Here's the problem, Rep. McSally: You voted for legislation that did screw those people. It might not screw them tomorrow, but it will screw them when the federal Medicaid dollars go away. Because whether state lawmakers are closer to the people than you are, there's zero chance the Arizona Legislature is going to raise state taxes to cover the billions of dollars Arizona is going to lose as a result of your legislation. We've already seen what happens when Republican lawmakers in this state have to choose between raising taxes or cutting off Medicaid. In 2010, they cut people off Medicaid. And even when the federal government was offering free money to restore that coverage, only a handful of Republicans supported it.

Why do state Republicans take away health insurance from the poor? It's for the same reason that McSally has voted to do it: So that taxes could be cut for the wealthy.

A Slim Margin

Firefighter survives petition challenge, will run in Ward 3

Independent Tucson City Council candidate Gary Watson beat the odds last week in Pima County Superior Court.

Watson, a Northwest Fire District firefighter who was facing a lawsuit to knock him off the ballot for insufficient signatures on his nominating petitions, represented himself in court—and convinced Superior Court Judge Catherine Woods to let his campaign continue.

"She gave us the one signature we needed," Watson said after the ruling. "It was crazy."

Watson will face the winner of the three-way Democratic Party primary that includes Tom Tronsdal, Paul Durham and Felicia Chew.

Watson's case didn't look so hot after the Pima County Recorder's Office did an analysis that showed he was a single signature short of the necessary 377 because of various technicalities.

But Watson did some detective work and saw that one signature on his petition had been disqualified because the voter had previously signed one of Tronsdal's nominating petition before signing Watson's. Voters can only sign one petition per race, so the signature belonged to Tronsdal's campaign, not Watson's.

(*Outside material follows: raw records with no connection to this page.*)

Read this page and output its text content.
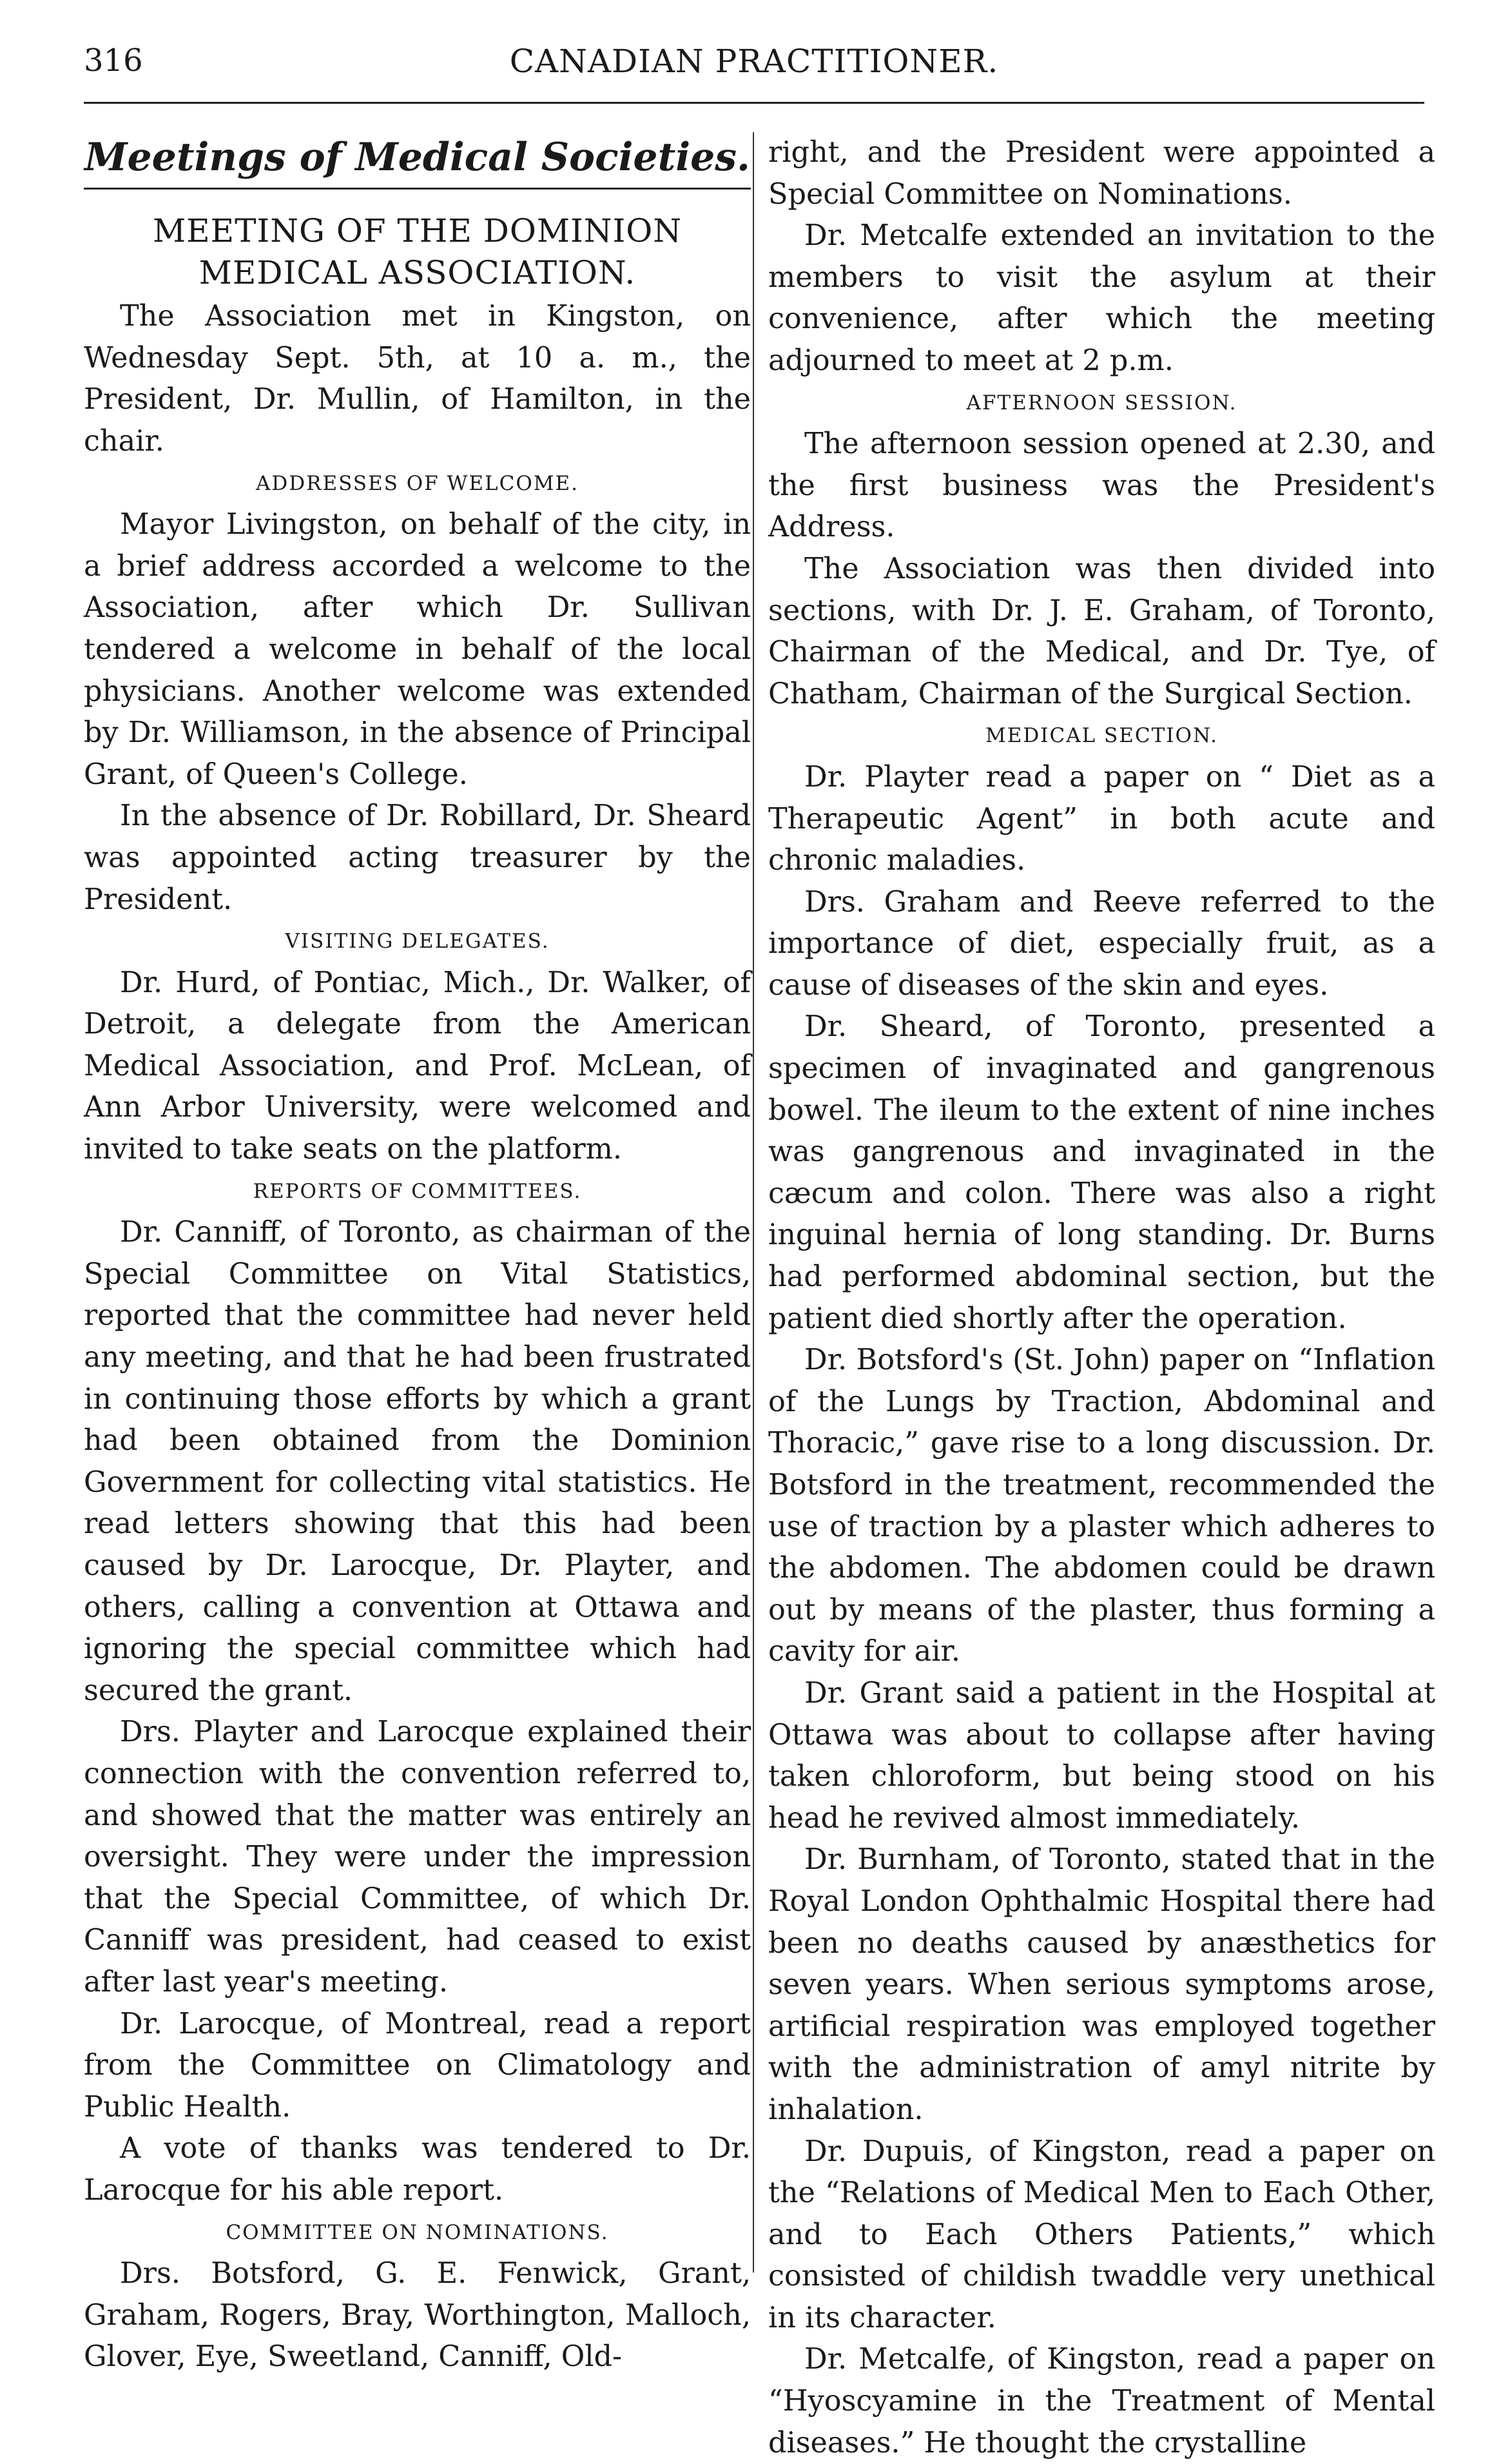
316	CANADIAN PRACTITIONER.
Meetings of Medical Societies.
MEETING OF THE DOMINION MEDICAL ASSOCIATION.

The Association met in Kingston, on Wednesday Sept. 5th, at 10 a. m., the President, Dr. Mullin, of Hamilton, in the chair.

ADDRESSES OF WELCOME.

Mayor Livingston, on behalf of the city, in a brief address accorded a welcome to the Association, after which Dr. Sullivan tendered a welcome in behalf of the local physicians. Another welcome was extended by Dr. Williamson, in the absence of Principal Grant, of Queen's College.

In the absence of Dr. Robillard, Dr. Sheard was appointed acting treasurer by the President.

VISITING DELEGATES.

Dr. Hurd, of Pontiac, Mich., Dr. Walker, of Detroit, a delegate from the American Medical Association, and Prof. McLean, of Ann Arbor University, were welcomed and invited to take seats on the platform.

REPORTS OF COMMITTEES.

Dr. Canniff, of Toronto, as chairman of the Special Committee on Vital Statistics, reported that the committee had never held any meeting, and that he had been frustrated in continuing those efforts by which a grant had been obtained from the Dominion Government for collecting vital statistics. He read letters showing that this had been caused by Dr. Larocque, Dr. Playter, and others, calling a convention at Ottawa and ignoring the special committee which had secured the grant.

Drs. Playter and Larocque explained their connection with the convention referred to, and showed that the matter was entirely an oversight. They were under the impression that the Special Committee, of which Dr. Canniff was president, had ceased to exist after last year's meeting.

Dr. Larocque, of Montreal, read a report from the Committee on Climatology and Public Health.

A vote of thanks was tendered to Dr. Larocque for his able report.

COMMITTEE ON NOMINATIONS.

Drs. Botsford, G. E. Fenwick, Grant, Graham, Rogers, Bray, Worthington, Malloch, Glover, Eye, Sweetland, Canniff, Old-

right, and the President were appointed a Special Committee on Nominations.

Dr. Metcalfe extended an invitation to the members to visit the asylum at their convenience, after which the meeting adjourned to meet at 2 p.m.

AFTERNOON SESSION.

The afternoon session opened at 2.30, and the first business was the President's Address.

The Association was then divided into sections, with Dr. J. E. Graham, of Toronto, Chairman of the Medical, and Dr. Tye, of Chatham, Chairman of the Surgical Section.

MEDICAL SECTION.

Dr. Playter read a paper on “ Diet as a Therapeutic Agent” in both acute and chronic maladies.

Drs. Graham and Reeve referred to the importance of diet, especially fruit, as a cause of diseases of the skin and eyes.

Dr. Sheard, of Toronto, presented a specimen of invaginated and gangrenous bowel. The ileum to the extent of nine inches was gangrenous and invaginated in the cæcum and colon. There was also a right inguinal hernia of long standing. Dr. Burns had performed abdominal section, but the patient died shortly after the operation.

Dr. Botsford's (St. John) paper on “Inflation of the Lungs by Traction, Abdominal and Thoracic,” gave rise to a long discussion. Dr. Botsford in the treatment, recommended the use of traction by a plaster which adheres to the abdomen. The abdomen could be drawn out by means of the plaster, thus forming a cavity for air.

Dr. Grant said a patient in the Hospital at Ottawa was about to collapse after having taken chloroform, but being stood on his head he revived almost immediately.

Dr. Burnham, of Toronto, stated that in the Royal London Ophthalmic Hospital there had been no deaths caused by anæsthetics for seven years. When serious symptoms arose, artificial respiration was employed together with the administration of amyl nitrite by inhalation.

Dr. Dupuis, of Kingston, read a paper on the “Relations of Medical Men to Each Other, and to Each Others Patients,” which consisted of childish twaddle very unethical in its character.

Dr. Metcalfe, of Kingston, read a paper on “Hyoscyamine in the Treatment of Mental diseases.” He thought the crystalline
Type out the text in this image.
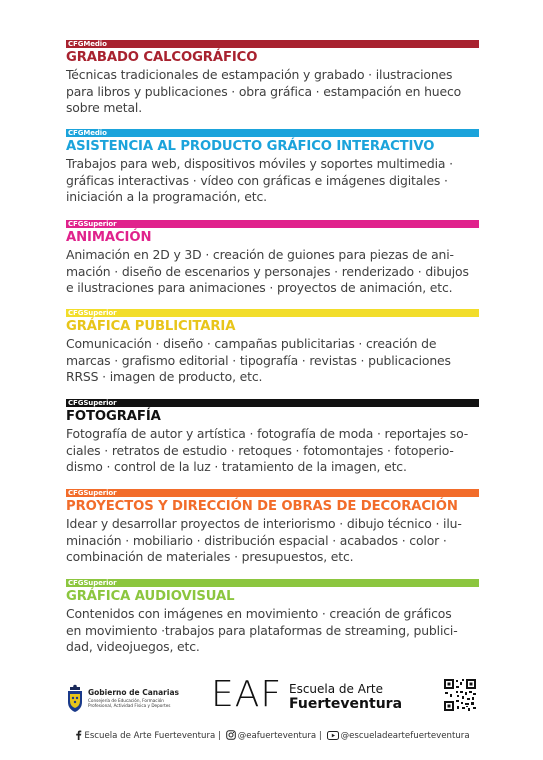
CFGMedio
GRABADO CALCOGRÁFICO
Técnicas tradicionales de estampación y grabado · ilustraciones
para libros y publicaciones · obra gráfica · estampación en hueco
sobre metal.
CFGMedio
ASISTENCIA AL PRODUCTO GRÁFICO INTERACTIVO
Trabajos para web, dispositivos móviles y soportes multimedia ·
gráficas interactivas · vídeo con gráficas e imágenes digitales ·
iniciación a la programación, etc.
CFGSuperior
ANIMACIÓN
Animación en 2D y 3D · creación de guiones para piezas de ani-
mación · diseño de escenarios y personajes · renderizado · dibujos
e ilustraciones para animaciones · proyectos de animación, etc.
CFGSuperior
GRÁFICA PUBLICITARIA
Comunicación · diseño · campañas publicitarias · creación de
marcas · grafismo editorial · tipografía · revistas · publicaciones
RRSS · imagen de producto, etc.
CFGSuperior
FOTOGRAFÍA
Fotografía de autor y artística · fotografía de moda · reportajes so-
ciales · retratos de estudio · retoques · fotomontajes · fotoperio-
dismo · control de la luz · tratamiento de la imagen, etc.
CFGSuperior
PROYECTOS Y DIRECCIÓN DE OBRAS DE DECORACIÓN
Idear y desarrollar proyectos de interiorismo · dibujo técnico · ilu-
minación · mobiliario · distribución espacial · acabados · color ·
combinación de materiales · presupuestos, etc.
CFGSuperior
GRÁFICA AUDIOVISUAL
Contenidos con imágenes en movimiento · creación de gráficos
en movimiento ·trabajos para plataformas de streaming, publici-
dad, videojuegos, etc.
Gobierno de Canarias
Consejería de Educación, Formación Profesional, Actividad Física y Deportes EAF Escuela de Arte
Fuerteventura
Escuela de Arte Fuerteventura | @eafuerteventura | @escueladeartefuerteventura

But when Watson checked out the signature, he noted that it was different from the signature on Tronsdal's petition—and a check with the signature form on file with the Pima County Recorder's Office showed it was closer to the signature on Watson's petition. So the Recorder's Office disqualified the signature on Tronsdal's petition and said the signature on Watson's petition was good, giving him the bare minimum.

Woods dismissed the other challenges that were raised by attorney Vince Rabago, who was technically representing Ward 3 voter Sheila Yamanaka (although the Pima County Democratic Party was behind the challenge, with executive director Heath Butrum providing the analysis of the many signatures he believed to be invalid in an affidavit that Rabago filed with the court).

Unless Rabago files an appeal, Watson's name will appear on the November ballot.

Watson was happy he'll be able to hit the campaign trail, but he added: "I can tell you I never want to go to court by myself again."